For Veronica Bennett´s part, she would eventually find her way back to the microphone following her escape from Spector. She toned down the beehive and traded the tight silk slips for bell bottoms and crop tops, touring with Bruce Springsteen and finally finding a real love story with her second husband, Jonathan Greenfield.
She released a debut solo album, Unfinished Business, which sported the aptly titled rollicking pop ballad “Say Goodbye to Hollywood.” As Phil Spector used his influence in the music industry to threaten Bennett during this early comeback, the Beatles stood up to support her. In recognition of their friendship, they produced a few of Bennett’s projects on their Apple label. Former Beatle George Harrison wrote three songs for Bennett; “Try Some, Buy Some,” “Tandoori Chicken,” and “You.”
By the 1980s, pop culture’s twenty-year cycle saw the Ronettes enjoying a sprinkle of resurgence. The hippie wave’s rampage against all things conventional had run its course, and the classic groups it had left behind were no longer boring relics but endearing, nostalgic, and compatible with the cultural return to good old girl groups and romance.
1987’s quirky romantic classic Dirty Dancing uses “Be My Baby” to establish its romanticized early-1960s setting, treating the Ronettes’ hit as an instantly recognizable cultural emblem of all that was right with the era.
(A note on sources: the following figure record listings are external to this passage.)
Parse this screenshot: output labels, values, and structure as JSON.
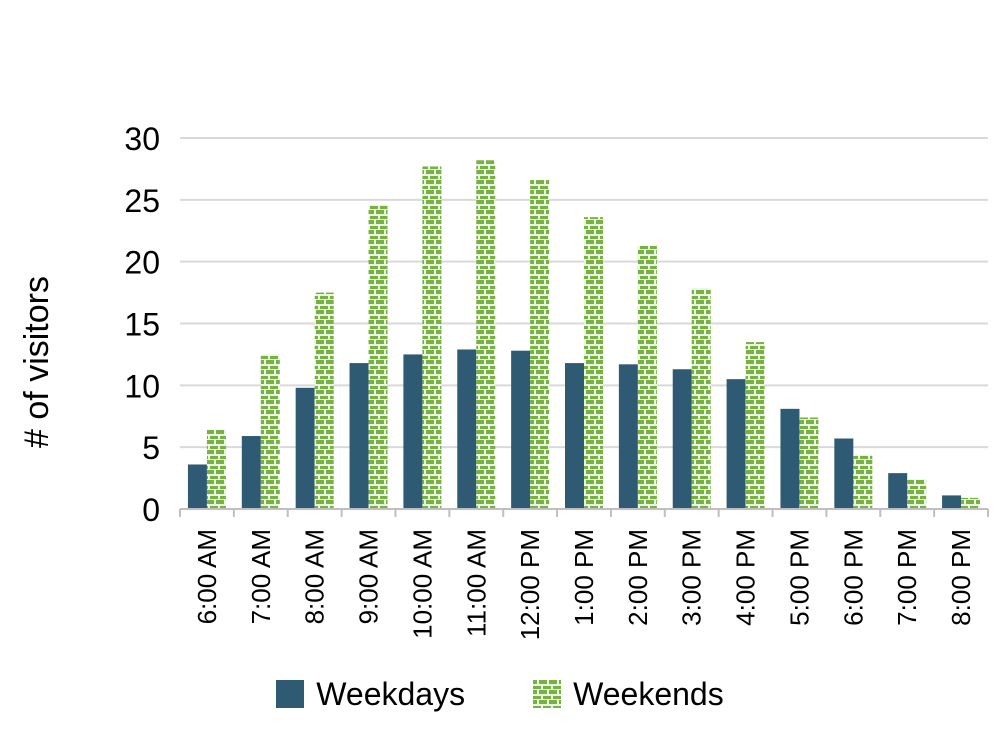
{
  "chart_data": {
    "type": "bar",
    "ylabel": "# of visitors",
    "xlabel": "",
    "ylim": [
      0,
      30
    ],
    "yticks": [
      0,
      5,
      10,
      15,
      20,
      25,
      30
    ],
    "grid": true,
    "legend_position": "bottom",
    "categories": [
      "6:00 AM",
      "7:00 AM",
      "8:00 AM",
      "9:00 AM",
      "10:00 AM",
      "11:00 AM",
      "12:00 PM",
      "1:00 PM",
      "2:00 PM",
      "3:00 PM",
      "4:00 PM",
      "5:00 PM",
      "6:00 PM",
      "7:00 PM",
      "8:00 PM"
    ],
    "series": [
      {
        "name": "Weekdays",
        "color": "#2f5a73",
        "pattern": "solid",
        "values": [
          3.6,
          5.9,
          9.8,
          11.8,
          12.5,
          12.9,
          12.8,
          11.8,
          11.7,
          11.3,
          10.5,
          8.1,
          5.7,
          2.9,
          1.1
        ]
      },
      {
        "name": "Weekends",
        "color": "#77b144",
        "pattern": "brick",
        "values": [
          6.4,
          12.5,
          17.5,
          24.6,
          27.7,
          28.2,
          26.6,
          23.6,
          21.3,
          17.8,
          13.5,
          7.4,
          4.4,
          2.4,
          0.9
        ]
      }
    ]
  }
}
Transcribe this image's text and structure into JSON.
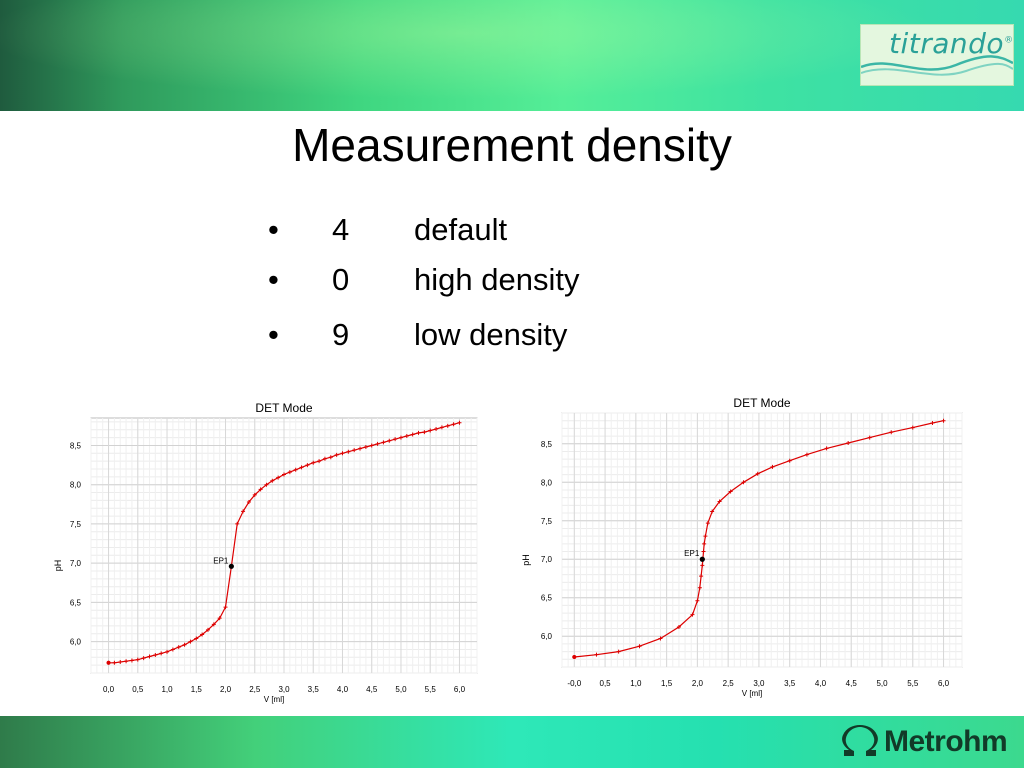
{
  "slide": {
    "title": "Measurement density",
    "bullets": [
      {
        "symbol": "•",
        "value": "4",
        "label": "default"
      },
      {
        "symbol": "•",
        "value": "0",
        "label": "high density"
      },
      {
        "symbol": "•",
        "value": "9",
        "label": "low density"
      }
    ],
    "logo_text": "titrando",
    "logo_mark": "®",
    "footer_brand": "Metrohm",
    "footer_icon": "omega-icon"
  },
  "chart_data": [
    {
      "type": "line",
      "title": "DET Mode",
      "xlabel": "V [ml]",
      "ylabel": "pH",
      "xlim": [
        -0.3,
        6.3
      ],
      "ylim": [
        5.6,
        8.85
      ],
      "xticks": [
        "0,0",
        "0,5",
        "1,0",
        "1,5",
        "2,0",
        "2,5",
        "3,0",
        "3,5",
        "4,0",
        "4,5",
        "5,0",
        "5,5",
        "6,0"
      ],
      "xtick_values": [
        0,
        0.5,
        1,
        1.5,
        2,
        2.5,
        3,
        3.5,
        4,
        4.5,
        5,
        5.5,
        6
      ],
      "yticks": [
        "6,0",
        "6,5",
        "7,0",
        "7,5",
        "8,0",
        "8,5"
      ],
      "ytick_values": [
        6,
        6.5,
        7,
        7.5,
        8,
        8.5
      ],
      "grid": true,
      "color": "#dd0000",
      "endpoint": {
        "label": "EP1",
        "x": 2.1,
        "y": 6.96
      },
      "series": [
        {
          "x": [
            0.0,
            0.1,
            0.2,
            0.3,
            0.4,
            0.5,
            0.6,
            0.7,
            0.8,
            0.9,
            1.0,
            1.1,
            1.2,
            1.3,
            1.4,
            1.5,
            1.6,
            1.7,
            1.8,
            1.9,
            2.0,
            2.1,
            2.2,
            2.3,
            2.4,
            2.5,
            2.6,
            2.7,
            2.8,
            2.9,
            3.0,
            3.1,
            3.2,
            3.3,
            3.4,
            3.5,
            3.6,
            3.7,
            3.8,
            3.9,
            4.0,
            4.1,
            4.2,
            4.3,
            4.4,
            4.5,
            4.6,
            4.7,
            4.8,
            4.9,
            5.0,
            5.1,
            5.2,
            5.3,
            5.4,
            5.5,
            5.6,
            5.7,
            5.8,
            5.9,
            6.0
          ],
          "y": [
            5.73,
            5.73,
            5.74,
            5.75,
            5.76,
            5.77,
            5.79,
            5.81,
            5.83,
            5.85,
            5.87,
            5.9,
            5.93,
            5.96,
            6.0,
            6.04,
            6.09,
            6.15,
            6.22,
            6.3,
            6.44,
            6.96,
            7.5,
            7.66,
            7.78,
            7.87,
            7.94,
            8.0,
            8.05,
            8.09,
            8.13,
            8.16,
            8.19,
            8.22,
            8.25,
            8.28,
            8.3,
            8.33,
            8.35,
            8.38,
            8.4,
            8.42,
            8.44,
            8.46,
            8.48,
            8.5,
            8.52,
            8.54,
            8.56,
            8.58,
            8.6,
            8.62,
            8.64,
            8.66,
            8.67,
            8.69,
            8.71,
            8.73,
            8.75,
            8.77,
            8.79
          ]
        }
      ]
    },
    {
      "type": "line",
      "title": "DET Mode",
      "xlabel": "V [ml]",
      "ylabel": "pH",
      "xlim": [
        -0.2,
        6.3
      ],
      "ylim": [
        5.6,
        8.9
      ],
      "xticks": [
        "-0,0",
        "0,5",
        "1,0",
        "1,5",
        "2,0",
        "2,5",
        "3,0",
        "3,5",
        "4,0",
        "4,5",
        "5,0",
        "5,5",
        "6,0"
      ],
      "xtick_values": [
        0,
        0.5,
        1,
        1.5,
        2,
        2.5,
        3,
        3.5,
        4,
        4.5,
        5,
        5.5,
        6
      ],
      "yticks": [
        "6,0",
        "6,5",
        "7,0",
        "7,5",
        "8,0",
        "8,5"
      ],
      "ytick_values": [
        6,
        6.5,
        7,
        7.5,
        8,
        8.5
      ],
      "grid": true,
      "color": "#dd0000",
      "endpoint": {
        "label": "EP1",
        "x": 2.08,
        "y": 7.0
      },
      "series": [
        {
          "x": [
            0.0,
            0.36,
            0.72,
            1.06,
            1.4,
            1.7,
            1.92,
            2.0,
            2.04,
            2.06,
            2.08,
            2.09,
            2.1,
            2.11,
            2.13,
            2.17,
            2.24,
            2.36,
            2.54,
            2.75,
            2.98,
            3.22,
            3.5,
            3.78,
            4.1,
            4.45,
            4.8,
            5.15,
            5.5,
            5.82,
            6.0
          ],
          "y": [
            5.73,
            5.76,
            5.8,
            5.87,
            5.97,
            6.12,
            6.28,
            6.46,
            6.63,
            6.78,
            6.92,
            7.0,
            7.1,
            7.2,
            7.3,
            7.47,
            7.62,
            7.75,
            7.88,
            8.0,
            8.11,
            8.2,
            8.28,
            8.36,
            8.44,
            8.51,
            8.58,
            8.65,
            8.71,
            8.77,
            8.8
          ]
        }
      ]
    }
  ]
}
Couples whirl in rosy slow-mo as the narrator says affectionately, “It was the summer of 1963…before the Beatles came,” implicitly counting the lack of bohemia as a good thing and remembering the sixties’ underloved straitlaced phase as being special in its own way.
While the Ronettes´ happy-go-lucky love songs were logical choices for romcoms like Dirty Dancing, the nostalgia that allowed their cultural reemergence in the 1980s sprouted in more surprising places as well.
Punk icons the Ramones were everything the Ronettes were not – unkempt, raucous, slapdash – yet the pristine, elegant Bennett was among their greatest personal heroes. Paying consistent homage to their favorite girl group, the band abandoned their electric guitars to match the original soft, manicured sound of the Ronettes in their 1980 cover of “Baby, I Love You.” Joey Ramone would later get the opportunity to collaborate with his unlikely idol, producing Bennett´s album She Talks to Rainbows in 1999.
Bennett released her last project, English Heart, in 2016, six years before passing away. For this parting gift, the surviving Ronettes reunited to harmonize with Bennett on one last song; “I´d Rather Be With The Girls.” The track harks back to the instantly recognizable beat of “Be My Baby,” accompanied by lyrics such as “I hold my head up high…/ You’ve had all you’re getting from me / Cause I´d much rather be with the girls / And the girls, they´d much rather be with the girls / Than boys like you.”
For a woman whose youth was marred by a man´s abuse and whose legacy often remains tied to the male-centered songs he made her sing, what a note to end on.
The story of the Ronettes is one of undying cultural significance and personal resistance. Now that they are all gone, it is time to remember them correctly: not as relics of 1960s kitsch, but as intergenerational influences – not as one-hit wonders, but as female talents hampered by male abuse – and not as mere tools for some invention of Phil Spector, but as artists in their own right.